Trois axes forts permettent de mesurer l'impact financier sur les finances locales : la consommation et l'investissement des ménages, la consommation du carburant et de l'électricité, tous en forte baisse. © pixarno - stock.adobe.com

Selon le rapport de Jean-René Cazeneuve rendu public le 29 juillet 2020, la crise sanitaire du Covid-19 s’est traduite par un indéniable impact sur les finances locales.
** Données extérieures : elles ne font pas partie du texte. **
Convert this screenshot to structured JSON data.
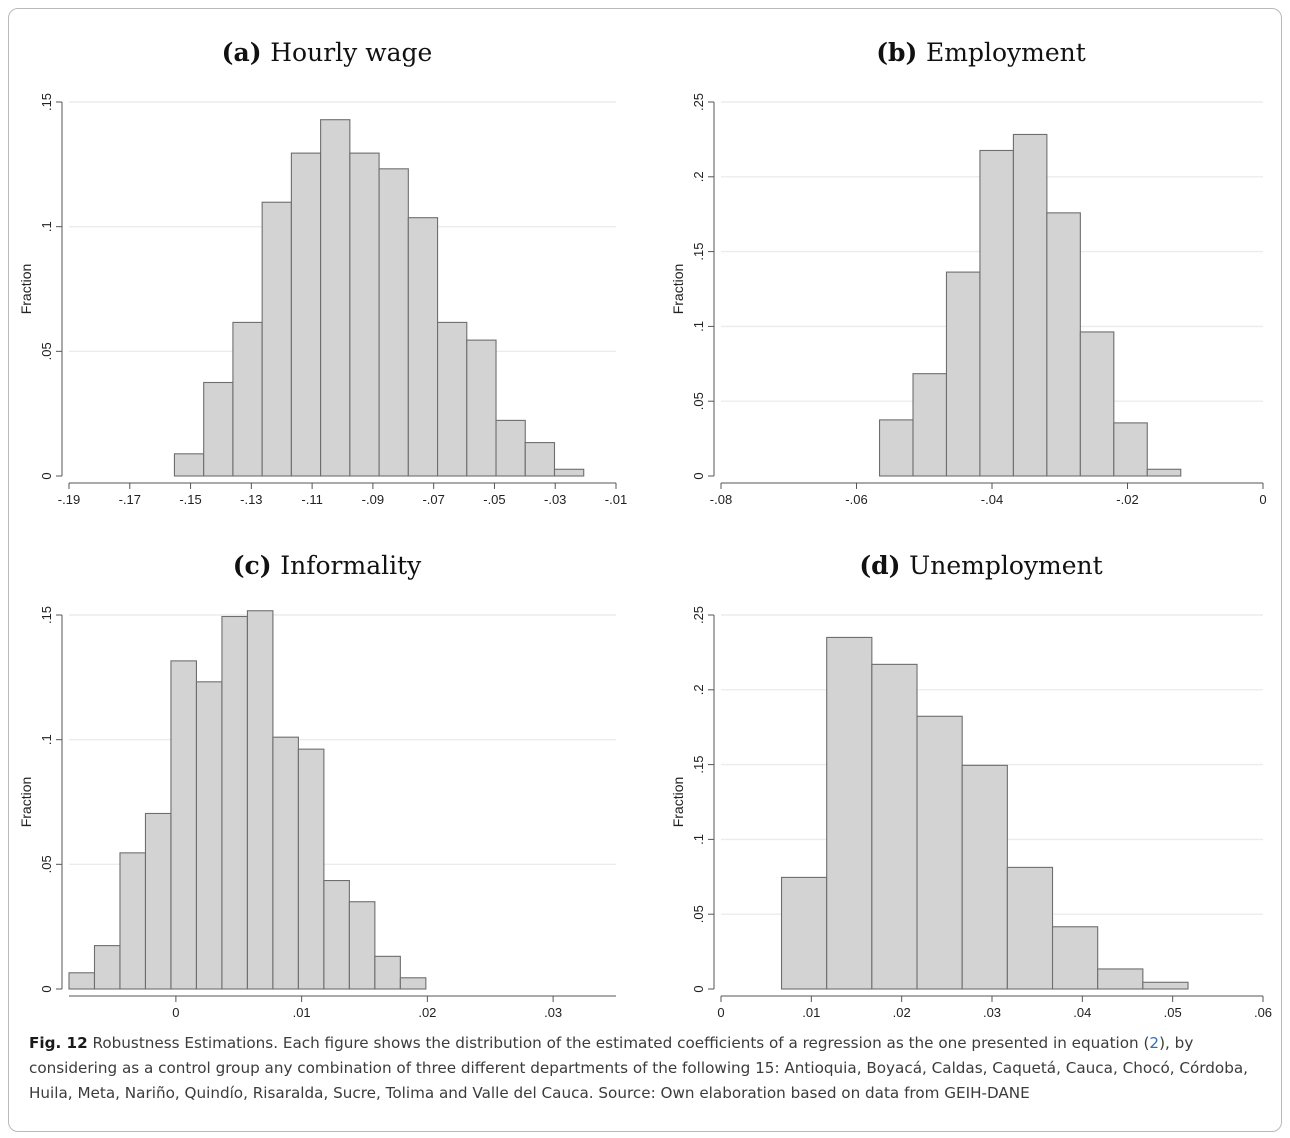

Cet impact doit cependant être relativisé car il est arrivé à un moment où les finances locales s'étaient redressées.

Les impacts du Covid-19 : des recettes en baisse

Le rapport détaille des impacts financiers variables de la crise sanitaire selon les différents niveaux de collectivités territoriales.  

La situation financière globale des collectivités entre 2017 et 2019 s'était "nettement améliorée", les dépenses de fonctionnement ayant augmenté moins vite que les recettes.

En 2020, les finances locales subissent une baisse de recettes fiscales (5,2 milliards d'euros), une baisse des ressources tarifaires liées aux fermetures imposées par le confinement (-2,3 miiliards d'euros) et des surcoûts liés à la crise sanitaire. Selon le rapport, les pertes nettes des recettes, toutes collectivités confondues, devraient atteindre 5 milliards d'euros. Les dépenses supplémentaires nettes devraient se chiffrer à 2,2 milliards d'euros. L'impact total pour les collectivités serait donc de -7,3 milliards d'euros par rapport à 2019.

Des exemples de baisse de recettes

  • La perte du volume de transactions immobilières, estimée pendant les deux mois de confinement entre -150 000 et -200 000 ventes, a entraîné une chute du produit des droits de mutations à titre onéreux (DMTO).
  • La forte baisse de la consommation de carburants (de 20% inférieure à la normale en juin) conduit la mission à formuler une hypothèse de baisse de 15% du produit de la taxe intérieure de consommation sur les produits énergétiques (TICPE) affectée aux régions et aux départements en 2020 par rapport à 2019.
  • La baisse de la consommation d'électricité s’est accentuée entre 1er avril et le 24 mai pour atteindre 15% en France par rapport à la même période en 2019, d'où l'estimation d'une perte de 5% pour les taxes locales sur la consommation finale d’électricité (TLCFE) sur l’ensemble de l’année 2020.

Des interventions de l'État souhaitables en 2021

Le rapport souligne que la troisième loi de finances rectificative contient déjà des mesures d'urgence pour les collectivités territoriales. La mission en appelle à des "réponses sur mesure", compte tenu de la nature des difficultés et des niveaux de collectivités territoriales. Elle relève en particulier que "la dynamique globale des recettes n’élimine pas la fragilité du mode de financement de certaines collectivités et la nécessité de maîtriser la sensibilité des ressources locales à la conjoncture économique".

Pour le projet de loi de finances 2021, le rapport recommande de nouvelles interventions de l'État en faveur des collectivités locales :

  • reconduction de la garantie de ressources créée pour les collectivités du bloc communal ;
  • suivi de la situation financière des autorités organisatrices de transport ;
  • création d'une clause de sauvegarde pour les départements ;
  • octroi aux régions d'une compensation de leurs recettes fiscales.